12/2001: Pflegeleistungs-Ergänzungsgesetz

Erweiterte Leistungsansprüche

Gesetz vom 14.12.2001

Inkrafttreten: 01.01.2002

 

Wesentliche Inhalte:

  • Eingeführt wird ein zusätzlicher Leistungsanspruch für Pflegebedürftige mit erheblichem Bedarf an allgemeiner Beaufsichtigung und Betreuung. Danach kann dieser Personenkreis bei häuslicher Pflege zusätzliche finanzielle Hilfen der Pflegeversicherung im Werte von bis zu 460 Euro pro Kalenderjahr in Anspruch nehmen.

  • Die Entwicklung neuer Versorgungskonzepte und Versorgungsstrukturen für Pflegebedürftige mit erheblichem allgemeinen Betreuungsbedarf, insbesondere für demenziell Erkrankte, wird gefördert mit zwei ineinander greifenden Komponenten: (a) Förderung niedrigschwelliger Betreuungsangebote, ergänzt oder kombiniert mit der (b) Förderung von Modellprojekten.

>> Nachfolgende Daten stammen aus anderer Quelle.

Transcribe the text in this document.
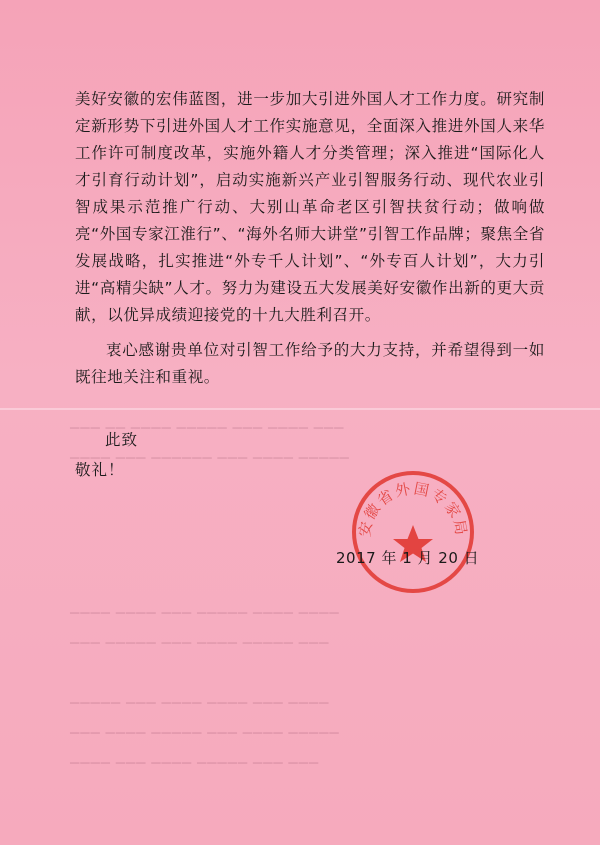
▁▁▁ ▁▁ ▁▁▁▁ ▁▁▁▁▁ ▁▁▁ ▁▁▁▁ ▁▁▁
▁▁▁▁ ▁▁▁ ▁▁▁▁▁▁ ▁▁▁ ▁▁▁▁ ▁▁▁▁▁
▁▁▁▁ ▁▁▁▁ ▁▁▁ ▁▁▁▁▁ ▁▁▁▁ ▁▁▁▁
▁▁▁ ▁▁▁▁▁ ▁▁▁ ▁▁▁▁ ▁▁▁▁▁ ▁▁▁
▁▁▁▁▁ ▁▁▁ ▁▁▁▁ ▁▁▁▁ ▁▁▁ ▁▁▁▁
▁▁▁ ▁▁▁▁ ▁▁▁▁▁ ▁▁▁ ▁▁▁▁ ▁▁▁▁▁
▁▁▁▁ ▁▁▁ ▁▁▁▁ ▁▁▁▁▁ ▁▁▁ ▁▁▁

美好安徽的宏伟蓝图，进一步加大引进外国人才工作力度。研究制定新形势下引进外国人才工作实施意见，全面深入推进外国人来华工作许可制度改革，实施外籍人才分类管理；深入推进“国际化人才引育行动计划”，启动实施新兴产业引智服务行动、现代农业引智成果示范推广行动、大别山革命老区引智扶贫行动；做响做亮“外国专家江淮行”、“海外名师大讲堂”引智工作品牌；聚焦全省发展战略，扎实推进“外专千人计划”、“外专百人计划”，大力引进“高精尖缺”人才。努力为建设五大发展美好安徽作出新的更大贡献，以优异成绩迎接党的十九大胜利召开。

衷心感谢贵单位对引智工作给予的大力支持，并希望得到一如既往地关注和重视。

此致
敬礼！
安徽省外国专家局
2017 年 1 月 20 日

  • Bestehende Beratungsangebote für Pflegebedürftige mit erheblichem allgemeinen Betreuungsbedarf werden verbessert und erweitert, insbesondere werden beratende Hilfen im häuslichen Bereich durch zusätzliche Hausbesuche ausgebaut.

  • Die bis zum 31. 12. 2001 auslaufende Übergangsregelung, nach der die Pflegekassen bei teilstationärer und vollständiger Pflege im Rahmen der gedeckelten leistungsrechtlichen Höchstbeträge neben den Aufwendungen für die Grundpflege und die soziale Betreuung auch die im Pflegesatz enthaltenen Aufwendungen für die Leistungen der medizinischen Behandlungspflege übernehmen, wird um drei Jahre bis zum 31. 12. 2004 verlängert. Gleichzeitig wird die Regelung über die pauschalen Leistungsbeträge bei stationärer Pflege in Höhe von 1.023 Euro in der Pflegestufe I, 1.279 Euro in der Pflegestufe II und 1.432 Euro in der Pflegestufe III und 1.688 Euro in Härtefällen ebenfalls um drei Jahre bis zum 32. 12. 2004 verlängert.

 


09/2001: Gesetz zur Qualitätssicherung und zur Stärkung des Verbraucherschutzes in der Pflege (Pflege-Qualitätssicherungsgesetz)

Gesetz vom 09.09.2001

Inkrafttreten: 01.01.2002

 

Wesentliche Inhalte:

  • Qualitätssicherung und -prüfung: Jede Pflegeheim und jeder Pflegedienst wird verpflichtet, ein umfassendes, einrichtungsinternes Qualitätsmanagement einzuführen. Unabhängige Sachverständige müssen in regelmäßigen Abständen die Qualität der Einrichtung nachprüfen.

  • Personalausstattung: Die Pflegeeinrichtungen und ihre Verbände erhalten Instrumente an die Hand, um mit den Kostenträgern Vereinbarungen treffen zu können, die den erforderlichen Personalaufwand gebührend berücksichtigen. Für jedes Heim müssen Leistungs- und Qualitätsvereinbarungen und auf Landesebene Personalrichtwertvereinbarungen getroffen werden.

  • Verbraucherschutz: Durch verstärkte Beratung und Information können die Pflegebedürftigen und ihre Angehörigen ihre Rechte wirksamer wahrnehmen. Pflegekassen können sich an kommunalen Beratungsangeboten beteiligen.

  • Zusammenarbeit mit der Heimaufsicht: Im stationären Bereich wird die Zusammenarbeit zwischen den Medizinischen Diensten der KV und der staatlichen Heimaufsicht verbessert.